PRNG Design and Parallelism

  • Consensus: parallel code should avoid multiple threads sharing a single PRNG state.
  • Suggested patterns: per‑thread PRNGs with distinct, uncorrelated seeds, sometimes derived from a CSPRNG or OS entropy; or counter‑based RNGs for deterministic splitting.
  • Debate over whether “PRNGs need global state”: one side says any single PRNG must track shared position in its sequence; others emphasize that sharding state (per thread / per object) is usually better.
  • C’s requirement that omitting srand be equivalent to srand(1) is seen as blocking some optimizations that other languages (e.g., Go) use with thread‑local RNGs.

Alternatives, Languages, and Libraries

  • Examples praised: Go’s dual RNG behavior (global vs thread‑local), Zig’s thread‑local RNG, Java’s ThreadLocalRandom, Rust’s emphasis on data‑race freedom.
  • Some suggest using alternative libcs (e.g., musl) or custom libraries rather than default libc.

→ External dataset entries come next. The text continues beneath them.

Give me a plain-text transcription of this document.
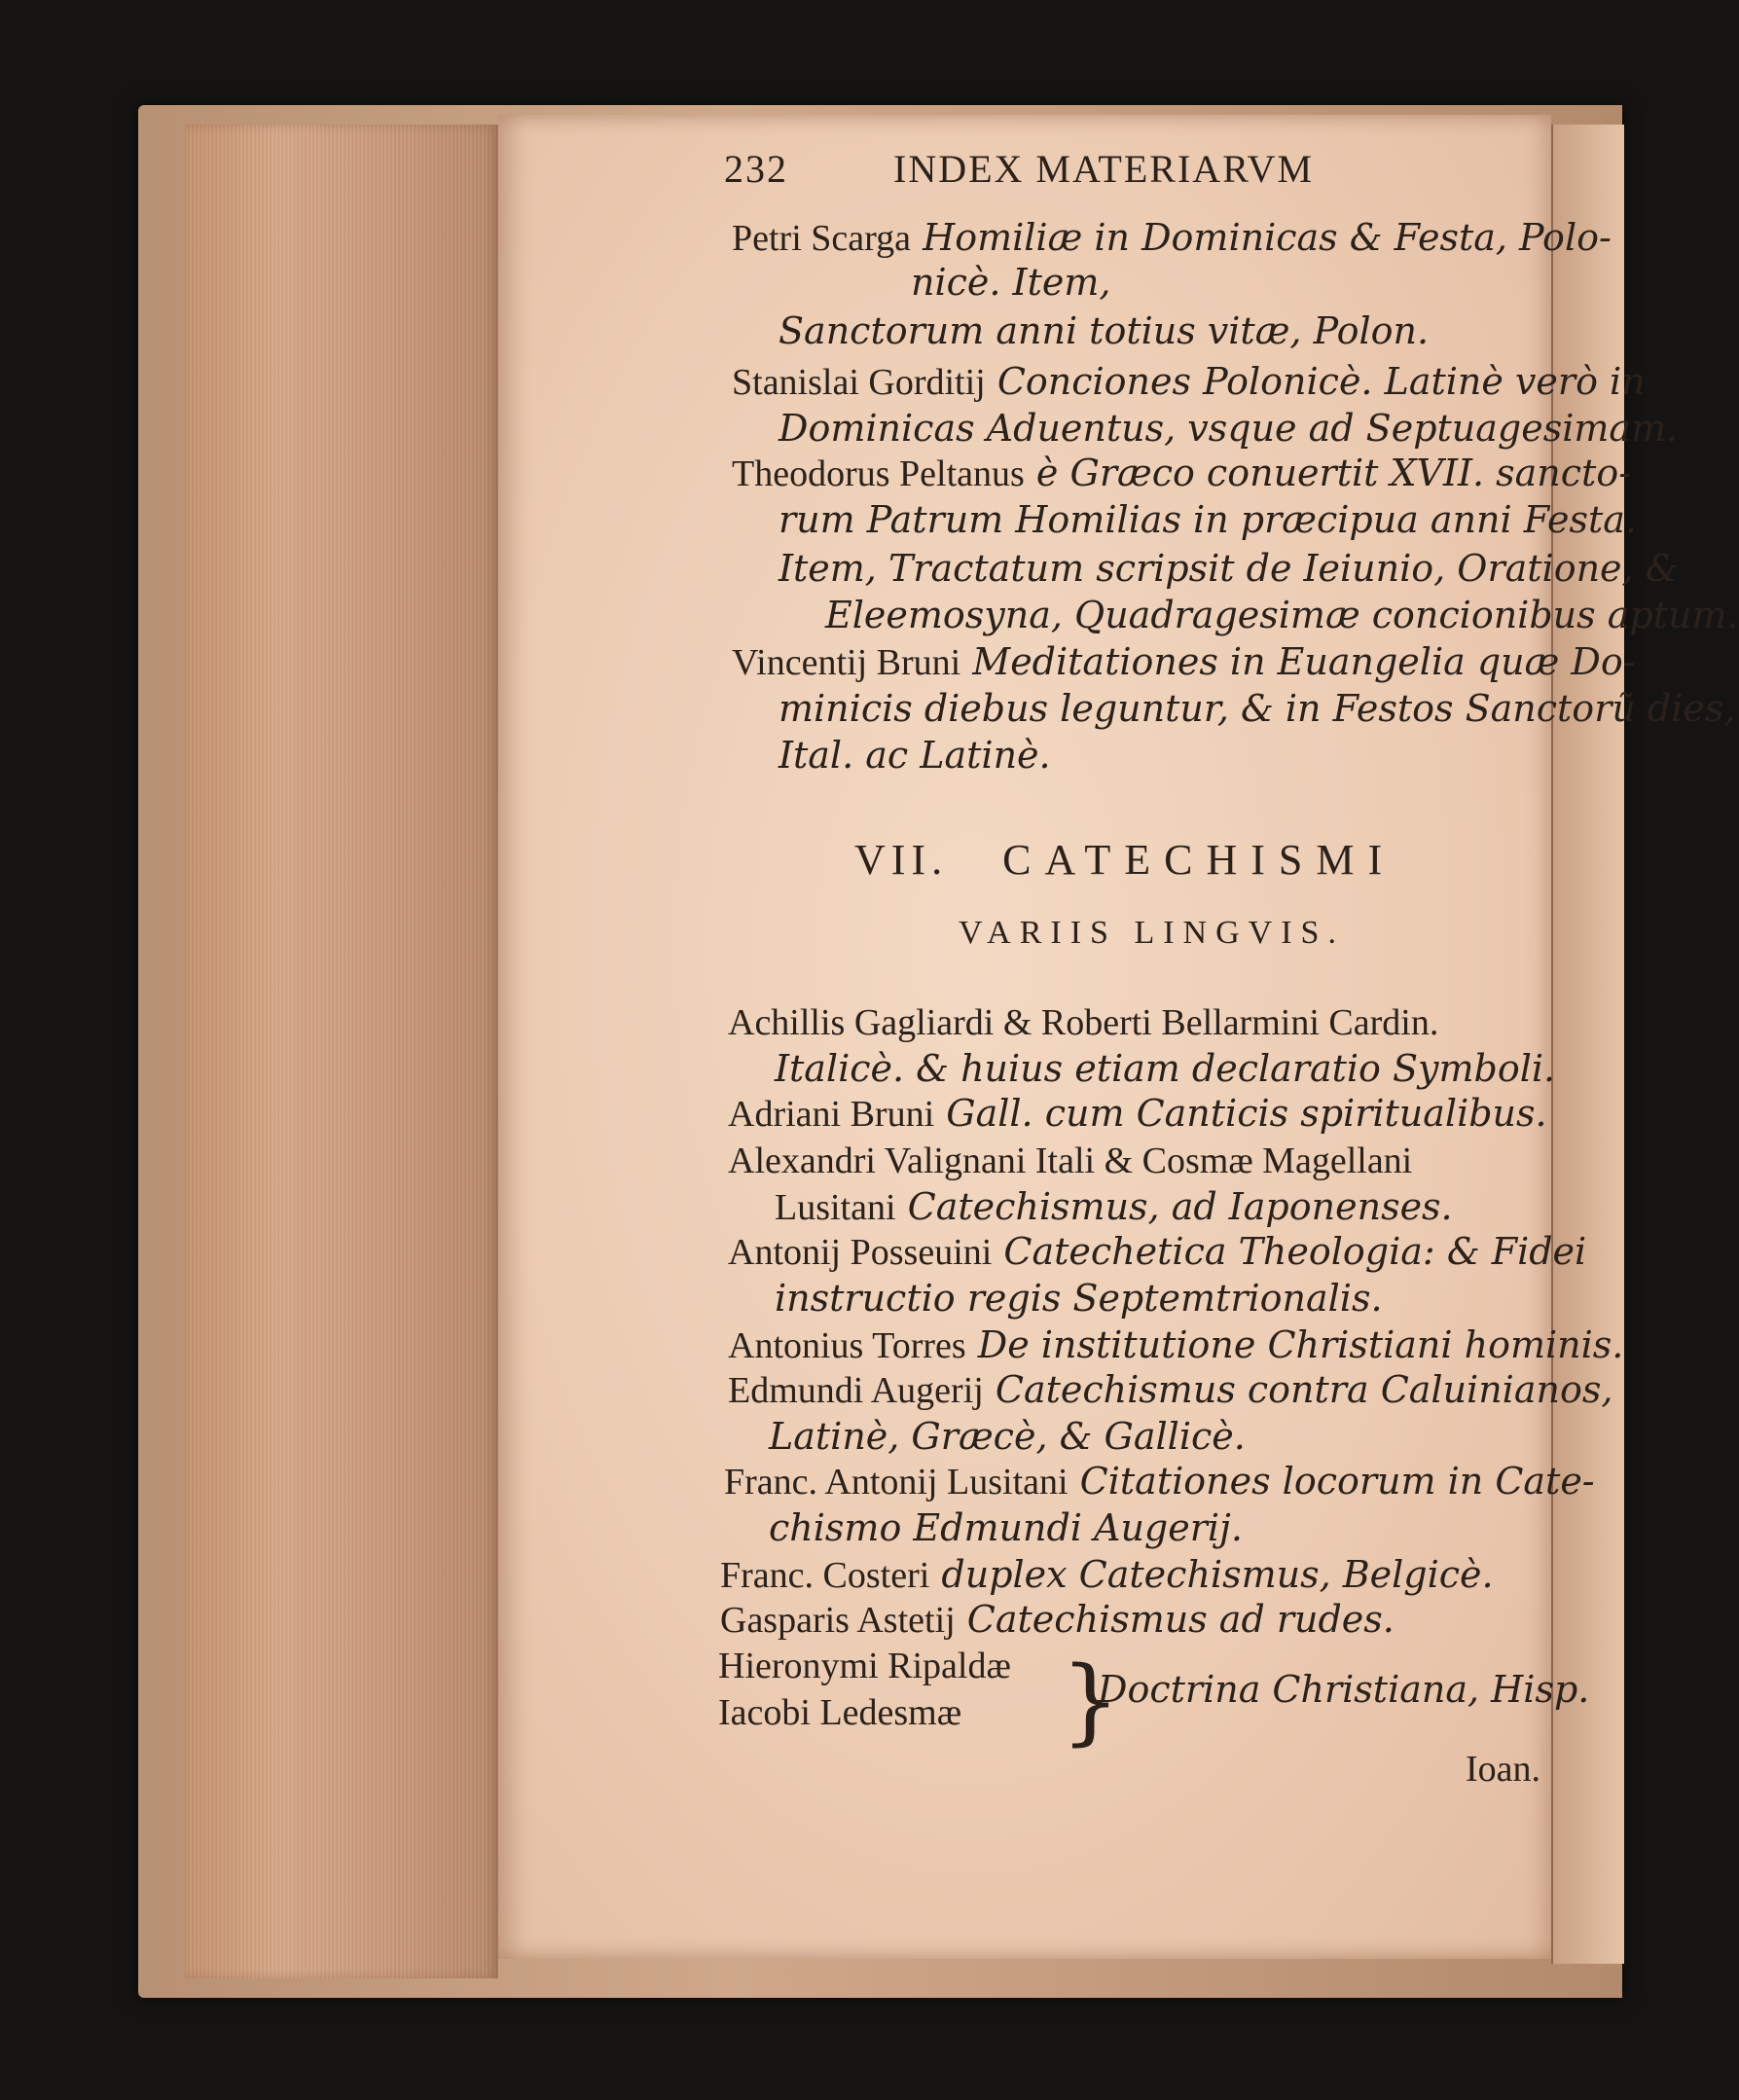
232	INDEX MATERIARVM
Petri Scarga Homiliæ in Dominicas & Festa, Polo-
nicè. Item,
Sanctorum anni totius vitæ, Polon.
Stanislai Gorditij Conciones Polonicè. Latinè verò in
Dominicas Aduentus, vsque ad Septuagesimam.
Theodorus Peltanus è Græco conuertit XVII. sancto-
rum Patrum Homilias in præcipua anni Festa.
Item, Tractatum scripsit de Ieiunio, Oratione, &
Eleemosyna, Quadragesimæ concionibus aptum.
Vincentij Bruni Meditationes in Euangelia quæ Do-
minicis diebus leguntur, & in Festos Sanctorũ dies,
Ital. ac Latinè.
VII. CATECHISMI
VARIIS LINGVIS.
Achillis Gagliardi & Roberti Bellarmini Cardin.
Italicè. & huius etiam declaratio Symboli.
Adriani Bruni Gall. cum Canticis spiritualibus.
Alexandri Valignani Itali & Cosmæ Magellani
Lusitani Catechismus, ad Iaponenses.
Antonij Posseuini Catechetica Theologia: & Fidei
instructio regis Septemtrionalis.
Antonius Torres De institutione Christiani hominis.
Edmundi Augerij Catechismus contra Caluinianos,
Latinè, Græcè, & Gallicè.
Franc. Antonij Lusitani Citationes locorum in Cate-
chismo Edmundi Augerij.
Franc. Costeri duplex Catechismus, Belgicè.
Gasparis Astetij Catechismus ad rudes.
Hieronymi Ripaldæ
Iacobi Ledesmæ }
Doctrina Christiana, Hisp.
Ioan.
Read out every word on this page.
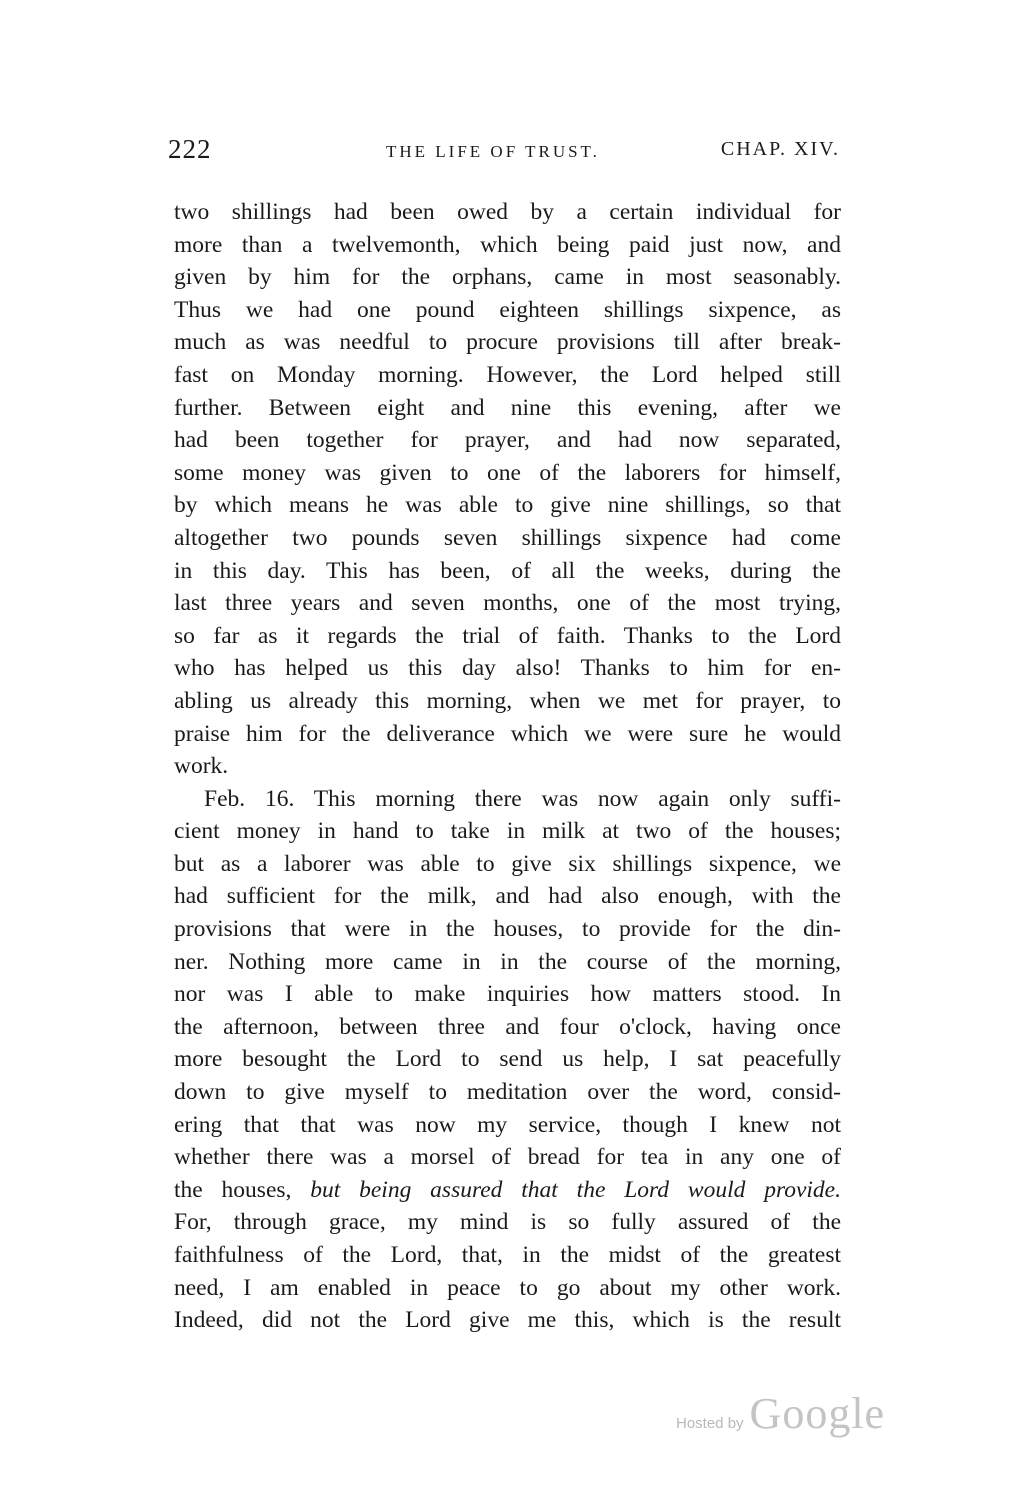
222	THE LIFE OF TRUST.	CHAP. XIV.
two shillings had been owed by a certain individual for
more than a twelvemonth, which being paid just now, and
given by him for the orphans, came in most seasonably.
Thus we had one pound eighteen shillings sixpence, as
much as was needful to procure provisions till after break-
fast on Monday morning. However, the Lord helped still
further. Between eight and nine this evening, after we
had been together for prayer, and had now separated,
some money was given to one of the laborers for himself,
by which means he was able to give nine shillings, so that
altogether two pounds seven shillings sixpence had come
in this day. This has been, of all the weeks, during the
last three years and seven months, one of the most trying,
so far as it regards the trial of faith. Thanks to the Lord
who has helped us this day also! Thanks to him for en-
abling us already this morning, when we met for prayer, to
praise him for the deliverance which we were sure he would
work.
Feb. 16. This morning there was now again only suffi-
cient money in hand to take in milk at two of the houses;
but as a laborer was able to give six shillings sixpence, we
had sufficient for the milk, and had also enough, with the
provisions that were in the houses, to provide for the din-
ner. Nothing more came in in the course of the morning,
nor was I able to make inquiries how matters stood. In
the afternoon, between three and four o'clock, having once
more besought the Lord to send us help, I sat peacefully
down to give myself to meditation over the word, consid-
ering that that was now my service, though I knew not
whether there was a morsel of bread for tea in any one of
the houses, but being assured that the Lord would provide.
For, through grace, my mind is so fully assured of the
faithfulness of the Lord, that, in the midst of the greatest
need, I am enabled in peace to go about my other work.
Indeed, did not the Lord give me this, which is the result
Hosted by Google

Broader Reflections: Optimization, Types, and Abstractions

  • The classic “premature optimization” advice is debated: some say modern code is so inefficient everywhere that hotspots barely exist; others insist profiling should still drive optimization.
  • Several comments lament “leaky abstractions”: a call like “give me a random number” hides global state, locks, and determinism trade‑offs.
  • There is interest in richer type systems and effects/capability systems (monads, algebraic effects, purity) to track side effects (IO, allocation, global state) and make such issues more visible.